Мирославский дал знать красной партии, чтобы она билась до последнего издыхания и не выпускала из рук хотя того, что приобретено, тревожа край время от времени манифестациями и напоминая этим о себе как белым, так и правительству; равно мешая, по возможности, осуществлению реформ.

Красные и без того не расставались с манифестациями. Маевский и другие, утраченные красным кружком, были кое-как заменены. Из новых агитаторов смотрел отчаяннее прочих Аполлон Корженевский, оратор и писатель, незадолго перед тем явившийся из Волыни. Он был человек не первой молодости, любил ходить в простонародном платье, в длинном белом охабне и высокой бараньей шапке.

Сначала Корженевский сошелся было с Маевским и был его усердным поклонником, но потом, увидя, что тот сближается с белыми и бывает на их сходках, бросил его и принял команду над осиротевшим кружком Новаковского, где преимущественно сочинялись самые грандиозные манифестации. Корженевский показал в этом необыкновенную изобретательность. Помощниками его были Шаховский, Сикорский, Шанявский, Целецкий, братья Франковские и тому подобные ребята, не признававшие над собой никакой власти и считавшие красный комитет вовсе не красным, а скорее белым.

Этот кружок, сам по себе, без всякого приглашения с чьей-либо стороны, счел нужным усилить манифестации тотчас по прибытии нового наместника с реформами, дать ряд таких спектаклей, которые выбили бы сразу из головы новоприезжих всякую мысль об успокоении края чем-нибудь таким, как выборы в разные советы.

Решено было возобновить молебствия за благоденствие отчизны (nabozeńshwa za pomyślnośé ojcyzny), удачно изобретенные кем-то еще в июне месяце, при Сухозанете[354], и они возобновились.

Начали механики по устройству мельниц и работники паровой мельницы на Лешне. Их приглашение «помолиться за благоденствие отчизны 5 сентября н. ст. там-то» было снабжено рисунком, изображавшим мельника, который бросает предметы своих занятий, надел конфедератку и вооружился косой. Сверху – герб Литвы и Польши, осененный терновым венком и двумя перекрещенными пальмами.

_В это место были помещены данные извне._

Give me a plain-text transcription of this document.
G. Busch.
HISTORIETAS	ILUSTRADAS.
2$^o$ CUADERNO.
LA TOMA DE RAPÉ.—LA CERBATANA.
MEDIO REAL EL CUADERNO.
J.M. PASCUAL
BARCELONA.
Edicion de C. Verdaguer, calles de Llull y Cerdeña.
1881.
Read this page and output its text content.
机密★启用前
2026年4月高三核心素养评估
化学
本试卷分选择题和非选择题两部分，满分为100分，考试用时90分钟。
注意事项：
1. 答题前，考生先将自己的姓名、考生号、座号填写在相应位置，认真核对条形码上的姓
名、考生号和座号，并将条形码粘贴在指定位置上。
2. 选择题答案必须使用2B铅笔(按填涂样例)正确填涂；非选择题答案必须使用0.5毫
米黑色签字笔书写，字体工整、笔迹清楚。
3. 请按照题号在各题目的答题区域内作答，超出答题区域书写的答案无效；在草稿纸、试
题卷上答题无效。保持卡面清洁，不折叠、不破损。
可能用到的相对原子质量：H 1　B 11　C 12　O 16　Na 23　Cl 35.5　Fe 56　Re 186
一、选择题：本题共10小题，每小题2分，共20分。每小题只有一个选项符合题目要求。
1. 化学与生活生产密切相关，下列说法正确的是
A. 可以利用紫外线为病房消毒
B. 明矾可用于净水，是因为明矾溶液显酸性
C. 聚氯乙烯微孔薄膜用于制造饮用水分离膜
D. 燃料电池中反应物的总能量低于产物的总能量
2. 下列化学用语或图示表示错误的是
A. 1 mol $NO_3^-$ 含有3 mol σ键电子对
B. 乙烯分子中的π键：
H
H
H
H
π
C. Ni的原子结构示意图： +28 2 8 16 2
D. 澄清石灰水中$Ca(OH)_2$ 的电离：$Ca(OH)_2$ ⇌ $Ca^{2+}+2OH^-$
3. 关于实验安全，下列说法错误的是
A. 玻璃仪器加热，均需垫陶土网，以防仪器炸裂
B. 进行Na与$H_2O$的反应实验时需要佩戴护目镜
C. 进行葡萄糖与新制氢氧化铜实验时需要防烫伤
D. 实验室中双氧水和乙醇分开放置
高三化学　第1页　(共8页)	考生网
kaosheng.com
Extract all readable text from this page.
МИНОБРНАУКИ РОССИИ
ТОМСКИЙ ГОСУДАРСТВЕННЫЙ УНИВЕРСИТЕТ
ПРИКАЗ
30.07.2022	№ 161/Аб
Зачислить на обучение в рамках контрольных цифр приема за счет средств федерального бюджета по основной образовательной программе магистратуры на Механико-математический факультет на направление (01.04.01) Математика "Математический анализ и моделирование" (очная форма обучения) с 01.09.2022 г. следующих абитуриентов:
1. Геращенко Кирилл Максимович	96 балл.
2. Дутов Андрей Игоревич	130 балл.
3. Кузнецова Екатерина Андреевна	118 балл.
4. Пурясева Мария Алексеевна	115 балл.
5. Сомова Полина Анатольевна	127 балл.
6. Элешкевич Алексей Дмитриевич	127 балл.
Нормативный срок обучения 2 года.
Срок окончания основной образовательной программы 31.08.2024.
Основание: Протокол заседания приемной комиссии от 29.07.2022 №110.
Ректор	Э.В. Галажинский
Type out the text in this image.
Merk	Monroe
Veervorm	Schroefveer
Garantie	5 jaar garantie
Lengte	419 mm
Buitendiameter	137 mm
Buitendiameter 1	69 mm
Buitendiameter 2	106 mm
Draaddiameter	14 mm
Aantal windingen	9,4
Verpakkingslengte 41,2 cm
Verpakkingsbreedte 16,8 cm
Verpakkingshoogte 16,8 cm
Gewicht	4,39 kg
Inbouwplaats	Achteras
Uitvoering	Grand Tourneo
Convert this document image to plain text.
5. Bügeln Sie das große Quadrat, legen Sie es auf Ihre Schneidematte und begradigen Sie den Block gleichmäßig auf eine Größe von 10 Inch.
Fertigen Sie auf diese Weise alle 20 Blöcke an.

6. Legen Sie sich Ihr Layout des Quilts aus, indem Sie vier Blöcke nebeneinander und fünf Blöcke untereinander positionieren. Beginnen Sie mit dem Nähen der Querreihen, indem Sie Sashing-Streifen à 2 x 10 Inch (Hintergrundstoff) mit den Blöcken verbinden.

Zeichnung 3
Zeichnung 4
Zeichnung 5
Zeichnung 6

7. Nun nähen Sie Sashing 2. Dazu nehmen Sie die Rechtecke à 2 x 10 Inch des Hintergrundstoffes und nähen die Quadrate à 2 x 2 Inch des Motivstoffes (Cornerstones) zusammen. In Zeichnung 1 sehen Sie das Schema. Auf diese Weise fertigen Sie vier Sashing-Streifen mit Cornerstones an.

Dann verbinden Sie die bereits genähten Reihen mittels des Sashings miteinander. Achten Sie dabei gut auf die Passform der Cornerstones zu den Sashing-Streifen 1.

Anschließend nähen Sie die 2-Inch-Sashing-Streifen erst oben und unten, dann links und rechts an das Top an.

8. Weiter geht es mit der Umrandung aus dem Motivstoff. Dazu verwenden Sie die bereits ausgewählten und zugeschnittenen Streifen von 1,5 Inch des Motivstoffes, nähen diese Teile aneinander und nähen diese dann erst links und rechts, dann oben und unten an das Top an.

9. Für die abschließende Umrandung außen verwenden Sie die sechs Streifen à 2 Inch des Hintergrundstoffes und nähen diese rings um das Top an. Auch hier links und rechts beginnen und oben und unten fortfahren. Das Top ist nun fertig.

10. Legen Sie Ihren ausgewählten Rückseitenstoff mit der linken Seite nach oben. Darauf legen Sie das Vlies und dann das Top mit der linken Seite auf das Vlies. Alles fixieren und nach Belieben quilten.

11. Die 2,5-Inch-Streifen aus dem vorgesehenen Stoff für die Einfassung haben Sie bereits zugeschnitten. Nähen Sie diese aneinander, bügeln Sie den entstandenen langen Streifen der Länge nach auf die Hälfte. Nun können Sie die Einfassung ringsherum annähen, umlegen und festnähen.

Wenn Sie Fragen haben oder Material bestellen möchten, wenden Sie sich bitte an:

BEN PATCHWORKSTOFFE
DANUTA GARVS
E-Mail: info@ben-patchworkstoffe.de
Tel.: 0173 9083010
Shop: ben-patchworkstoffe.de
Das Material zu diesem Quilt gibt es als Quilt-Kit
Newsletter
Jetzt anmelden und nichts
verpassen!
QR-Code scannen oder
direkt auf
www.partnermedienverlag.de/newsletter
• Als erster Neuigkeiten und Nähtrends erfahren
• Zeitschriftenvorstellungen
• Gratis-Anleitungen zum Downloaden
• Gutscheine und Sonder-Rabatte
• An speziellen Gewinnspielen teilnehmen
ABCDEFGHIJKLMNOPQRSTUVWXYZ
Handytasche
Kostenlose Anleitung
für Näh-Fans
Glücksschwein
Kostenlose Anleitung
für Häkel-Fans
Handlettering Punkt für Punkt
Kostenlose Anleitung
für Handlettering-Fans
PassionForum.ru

На другой день, 6 сентября н. ст., в новый 5622 год евреев, совершены ими (по внушению того же кружка) торжественные молебствия за благоденствие отчизны во всех синагогах, а в главной, Даниловичевской, пропето еврейское «Boze cos Polskę» на польском языке.

Затем последовал небольшой промежуток[355]. 16 сентября н. ст. явился скромный, без всяких рисунков, плакат обойных фабрикантов, приглашавший варшавян «помолиться за благоденствие отчизны в Свенто-Кришский костел».

В тот же день совершено подобное молебствие у Пиаров, на Свенто-Янской улице, цехом фортепьянных мастеров.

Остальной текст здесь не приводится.